Arthur Delmé-Radcliffe

Personal information
- Full name: Arthur Henry Delmé-Radcliffe
- Born: 23 November 1870 South Tidworth, Hampshire, England
- Died: 30 June 1950 (aged 79) Branksome Park, Dorset, England
- Batting: Right-handed
- Bowling: Right-arm slow

Domestic team information
- 1896–1900: Hampshire
- 1897: Berkshire

Career statistics
| Competition | First-class |
| Matches | 7 |
| Runs scored | 190 |
| Batting average | 14.61 |
| 100s/50s | –/– |
| Top score | 43 |
| Catches/stumpings | 3/– |
- Source: Cricinfo, 9 December 2009

= Arthur Delmé-Radcliffe =

English cricketer and educator

Arthur Henry Delmé-Radcliffe (23 November 1870 — 30 June 1950) was an English first-class cricketer and educator.

The son of The Reverend Henry Eliot Delmé-Radcliffe, he was born in November 1870 at South Tidworth, Hampshire. He was educated at Sherborne School, where he played for the school cricket team. From there, he matriculated to Exeter College, Oxford. He made his debut in first-class cricket for Hampshire against Leicestershire at Portsmouth in the 1896 County Championship. He played first-class cricket intermittently for Hampshire until 1900, making seven appearances. He scored 190 runs at an average of 14.61, with a highest score of 43.

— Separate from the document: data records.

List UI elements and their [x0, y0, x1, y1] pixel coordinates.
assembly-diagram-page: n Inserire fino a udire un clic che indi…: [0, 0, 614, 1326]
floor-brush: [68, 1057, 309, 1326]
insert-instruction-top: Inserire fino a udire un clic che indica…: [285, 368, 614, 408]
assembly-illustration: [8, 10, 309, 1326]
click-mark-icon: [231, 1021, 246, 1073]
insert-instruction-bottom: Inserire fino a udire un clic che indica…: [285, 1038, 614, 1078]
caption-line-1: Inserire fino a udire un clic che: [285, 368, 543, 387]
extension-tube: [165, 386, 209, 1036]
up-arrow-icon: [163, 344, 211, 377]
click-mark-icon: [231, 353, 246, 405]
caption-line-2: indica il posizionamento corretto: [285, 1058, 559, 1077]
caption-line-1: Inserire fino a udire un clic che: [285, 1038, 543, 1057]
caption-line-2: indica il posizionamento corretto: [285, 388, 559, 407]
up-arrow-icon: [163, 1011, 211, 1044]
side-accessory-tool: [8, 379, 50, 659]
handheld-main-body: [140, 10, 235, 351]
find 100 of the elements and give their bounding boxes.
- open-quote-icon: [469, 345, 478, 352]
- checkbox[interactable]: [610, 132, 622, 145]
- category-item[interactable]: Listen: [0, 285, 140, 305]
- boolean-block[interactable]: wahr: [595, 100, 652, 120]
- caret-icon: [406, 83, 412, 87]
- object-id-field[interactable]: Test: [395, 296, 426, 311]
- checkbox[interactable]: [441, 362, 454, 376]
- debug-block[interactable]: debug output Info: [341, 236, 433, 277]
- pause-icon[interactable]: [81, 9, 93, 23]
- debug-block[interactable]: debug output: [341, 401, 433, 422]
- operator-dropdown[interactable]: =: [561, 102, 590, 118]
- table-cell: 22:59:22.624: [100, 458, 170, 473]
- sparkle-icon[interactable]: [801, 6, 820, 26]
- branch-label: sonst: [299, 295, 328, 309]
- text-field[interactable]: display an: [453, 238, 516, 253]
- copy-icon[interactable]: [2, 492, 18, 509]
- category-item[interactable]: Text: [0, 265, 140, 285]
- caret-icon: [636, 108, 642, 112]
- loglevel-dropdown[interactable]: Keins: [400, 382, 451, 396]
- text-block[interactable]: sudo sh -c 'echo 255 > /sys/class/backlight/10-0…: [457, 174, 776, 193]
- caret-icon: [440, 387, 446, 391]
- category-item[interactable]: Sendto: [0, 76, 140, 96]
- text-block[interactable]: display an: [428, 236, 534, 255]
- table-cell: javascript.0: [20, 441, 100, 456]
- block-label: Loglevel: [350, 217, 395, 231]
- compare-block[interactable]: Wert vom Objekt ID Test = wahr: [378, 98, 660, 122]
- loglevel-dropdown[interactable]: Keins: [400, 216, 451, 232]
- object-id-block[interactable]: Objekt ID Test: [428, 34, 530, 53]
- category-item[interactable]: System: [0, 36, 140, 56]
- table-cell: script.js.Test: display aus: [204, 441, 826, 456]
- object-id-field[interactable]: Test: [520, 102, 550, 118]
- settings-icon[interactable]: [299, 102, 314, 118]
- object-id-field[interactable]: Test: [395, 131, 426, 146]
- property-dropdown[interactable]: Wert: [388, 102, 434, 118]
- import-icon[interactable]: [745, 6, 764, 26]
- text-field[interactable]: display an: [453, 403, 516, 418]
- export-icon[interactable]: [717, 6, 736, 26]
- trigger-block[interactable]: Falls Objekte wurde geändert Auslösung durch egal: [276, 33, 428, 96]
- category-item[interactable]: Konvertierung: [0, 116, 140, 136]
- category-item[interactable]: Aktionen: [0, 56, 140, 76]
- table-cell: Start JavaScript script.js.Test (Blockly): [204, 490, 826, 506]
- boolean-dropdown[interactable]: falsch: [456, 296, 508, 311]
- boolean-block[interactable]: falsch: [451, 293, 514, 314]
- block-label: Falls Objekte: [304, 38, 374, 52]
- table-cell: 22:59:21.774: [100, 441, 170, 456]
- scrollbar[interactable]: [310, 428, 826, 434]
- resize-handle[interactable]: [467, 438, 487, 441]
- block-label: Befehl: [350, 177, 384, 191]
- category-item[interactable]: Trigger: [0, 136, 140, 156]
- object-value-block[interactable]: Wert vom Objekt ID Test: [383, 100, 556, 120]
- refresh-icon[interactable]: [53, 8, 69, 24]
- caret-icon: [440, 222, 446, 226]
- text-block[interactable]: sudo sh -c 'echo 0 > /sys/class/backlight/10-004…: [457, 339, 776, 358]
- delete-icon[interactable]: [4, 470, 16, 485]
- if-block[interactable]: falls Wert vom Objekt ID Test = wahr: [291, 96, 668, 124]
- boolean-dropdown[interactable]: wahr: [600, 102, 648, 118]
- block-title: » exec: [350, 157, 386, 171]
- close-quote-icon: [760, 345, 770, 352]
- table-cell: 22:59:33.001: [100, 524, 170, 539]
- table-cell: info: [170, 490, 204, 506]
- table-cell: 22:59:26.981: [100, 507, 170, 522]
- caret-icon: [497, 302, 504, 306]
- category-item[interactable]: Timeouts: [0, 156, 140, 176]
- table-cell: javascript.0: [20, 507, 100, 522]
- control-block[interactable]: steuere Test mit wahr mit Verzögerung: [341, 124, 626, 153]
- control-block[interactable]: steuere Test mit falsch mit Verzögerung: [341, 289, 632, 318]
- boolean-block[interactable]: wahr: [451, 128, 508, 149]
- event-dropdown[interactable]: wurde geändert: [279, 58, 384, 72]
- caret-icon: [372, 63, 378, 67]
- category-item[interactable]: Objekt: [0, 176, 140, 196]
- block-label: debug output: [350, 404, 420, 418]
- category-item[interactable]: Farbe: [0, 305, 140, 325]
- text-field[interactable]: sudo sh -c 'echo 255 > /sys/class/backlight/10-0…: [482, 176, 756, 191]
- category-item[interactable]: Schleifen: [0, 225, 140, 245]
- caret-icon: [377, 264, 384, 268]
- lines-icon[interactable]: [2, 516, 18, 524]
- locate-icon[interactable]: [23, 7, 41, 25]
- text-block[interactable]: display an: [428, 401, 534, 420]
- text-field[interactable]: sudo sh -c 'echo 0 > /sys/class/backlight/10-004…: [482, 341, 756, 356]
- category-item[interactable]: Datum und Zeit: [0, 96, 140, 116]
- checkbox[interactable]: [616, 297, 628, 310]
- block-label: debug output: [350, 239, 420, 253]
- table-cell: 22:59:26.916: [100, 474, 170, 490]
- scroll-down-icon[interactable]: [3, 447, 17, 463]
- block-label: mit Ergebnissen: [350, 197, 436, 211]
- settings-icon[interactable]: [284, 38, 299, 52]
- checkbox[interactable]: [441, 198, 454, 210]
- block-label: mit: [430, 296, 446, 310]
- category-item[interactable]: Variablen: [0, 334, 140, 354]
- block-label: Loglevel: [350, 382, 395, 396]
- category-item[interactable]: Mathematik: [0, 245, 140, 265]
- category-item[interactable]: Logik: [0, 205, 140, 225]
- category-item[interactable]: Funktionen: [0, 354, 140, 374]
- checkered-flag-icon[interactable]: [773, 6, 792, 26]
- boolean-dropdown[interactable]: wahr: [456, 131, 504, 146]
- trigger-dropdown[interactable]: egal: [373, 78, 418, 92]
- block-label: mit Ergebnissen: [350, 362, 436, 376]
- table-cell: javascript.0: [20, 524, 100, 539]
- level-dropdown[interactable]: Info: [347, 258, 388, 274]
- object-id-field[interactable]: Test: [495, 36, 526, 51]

Delmé-Radcliffe was involved in an unusual incident against Somerset in a second-class county match for Hampshire in 1889. Believing himself to have been stumped from the final ball of the over, he proceeded to make his way back to the pavilion, but the appeal was not upheld by the umpire. A fielder then pulled a stump out of the ground to run him out, but the umpire had called the end of the over, allowing him to continue his innings. He played minor counties cricket for Berkshire in 1897, making seven appearances in the Minor Counties Championship. Outside of cricket, he was a private schoolmaster. Delmé-Radcliffe died in June 1950 at Branksome Park, Dorset.